England was peaceful in the year 1642. It was said only four people in the entire country then knew how to fire cannon.
People travelled in safety throughout the towns and countryside.
But seven years later the nation seemed to go mad. The English people turned upon one another in a war of astonishing cruelty.
Next Friday is the anniversary of the start of this tragedy.
The Civil War was one of the darkest moments of English history. It tore families apart, cut down a generation, and killed relatively more people than World War I.
Twenty-five per cent of all adult males were caught up in the fighting; 150 towns suffered serious destruction; 11,000 houses were burned or demolished; and 55,000 people were made homeless.
On the one side there was traditional religion of the Church of England, and the ancient rule provided by the monarch.
On the other side were extremist fundamentalists called Puritans, who believed only in their private interpretations of Scripture.
Sadly, there were terrible cruelties on both sides. Such cruelty seems to be what happens when a nation turns in on itself—as occurred later in the American Civil War and in revolutions in France and Russia.
When the Puritans gained power in England, they banned the Holy Communion, wedding rings, theatres, sport on Sundays, and Christmas Day observances. People convicted of adultery were put to death.
The Puritans abolished the House of Lords and killed leading Anglicans like the country’s King and the Archbishop of Canterbury.
And the widespread slaughter in Ireland by the Puritan general Oliver Cromwell causes many Irishmen to hate England even to this day.
When Cromwell died and Anglicans regained leadership in the nation, their intolerance of religious extremism drove many Puritans to leave and go overseas to the new English colony of America.

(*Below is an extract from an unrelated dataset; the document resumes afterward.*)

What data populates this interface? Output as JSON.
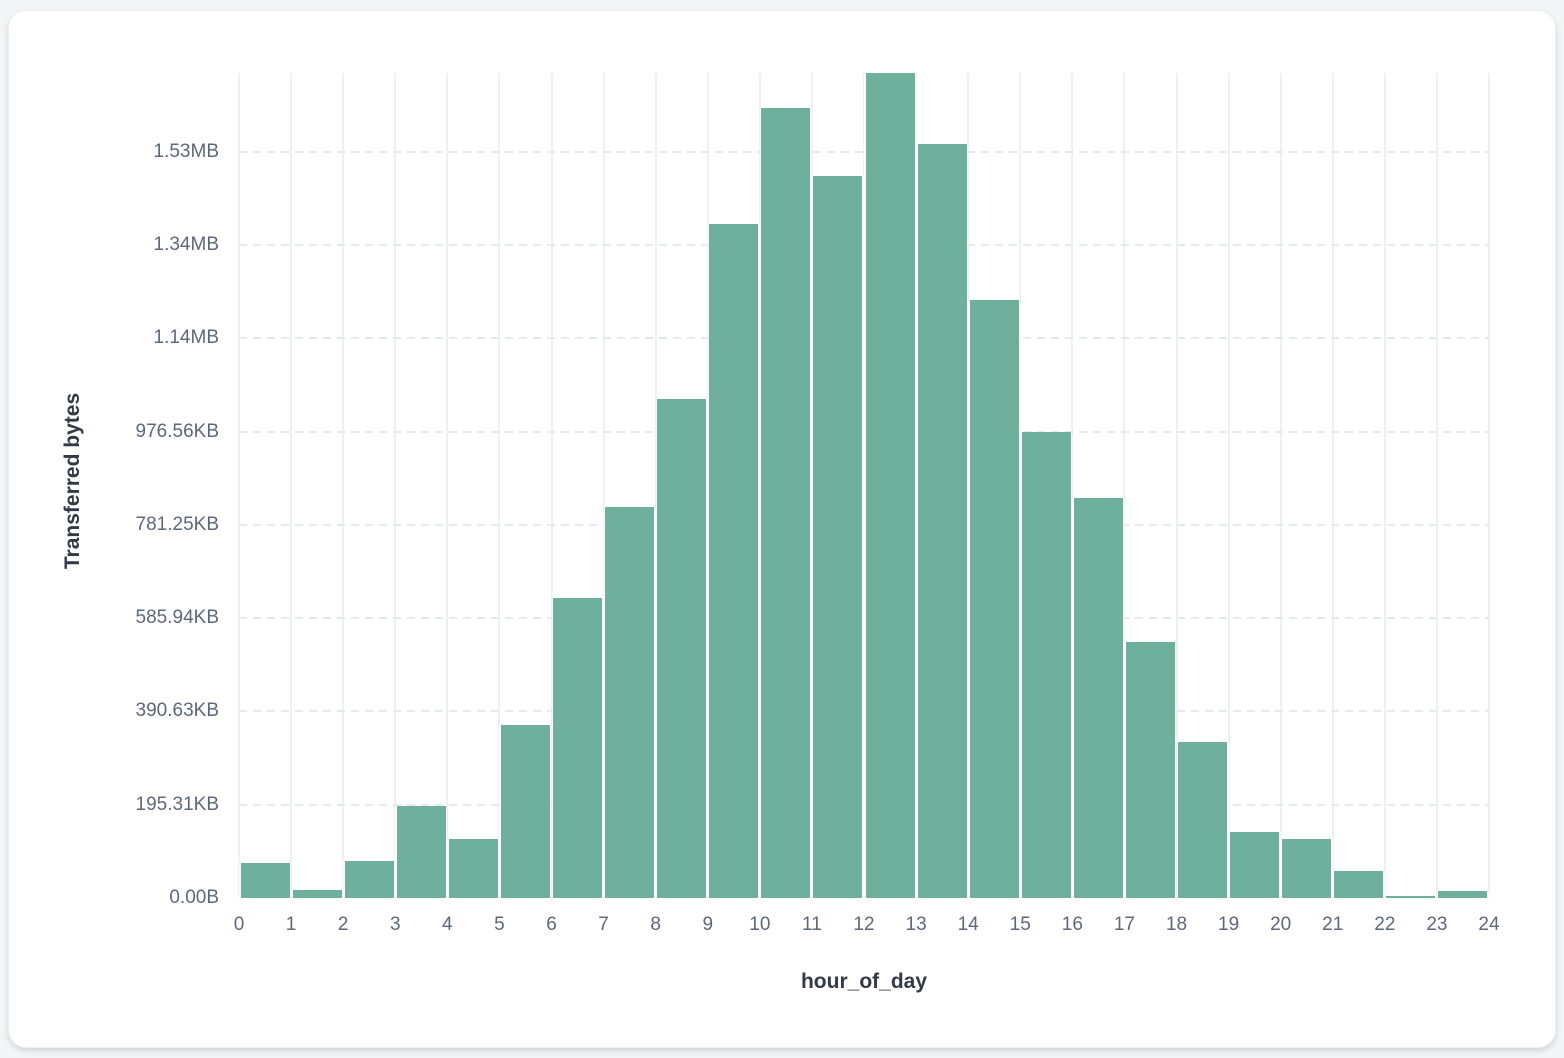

Why did the Civil War arise, and why at that particular time? Oddly, a major factor appeared to be the translation of the Bible into English.
“After the Bible was translated into English,” wrote a commentator, “Every man, nay every boy and wench that could read English, thought that they spoke with God Almighty and understood what He said.”
Numerous sects sprang up, some bearing strange names: the Levellers, the Diggers, the Ranters, the Muggletonians.
It was a long time before sanity was restored.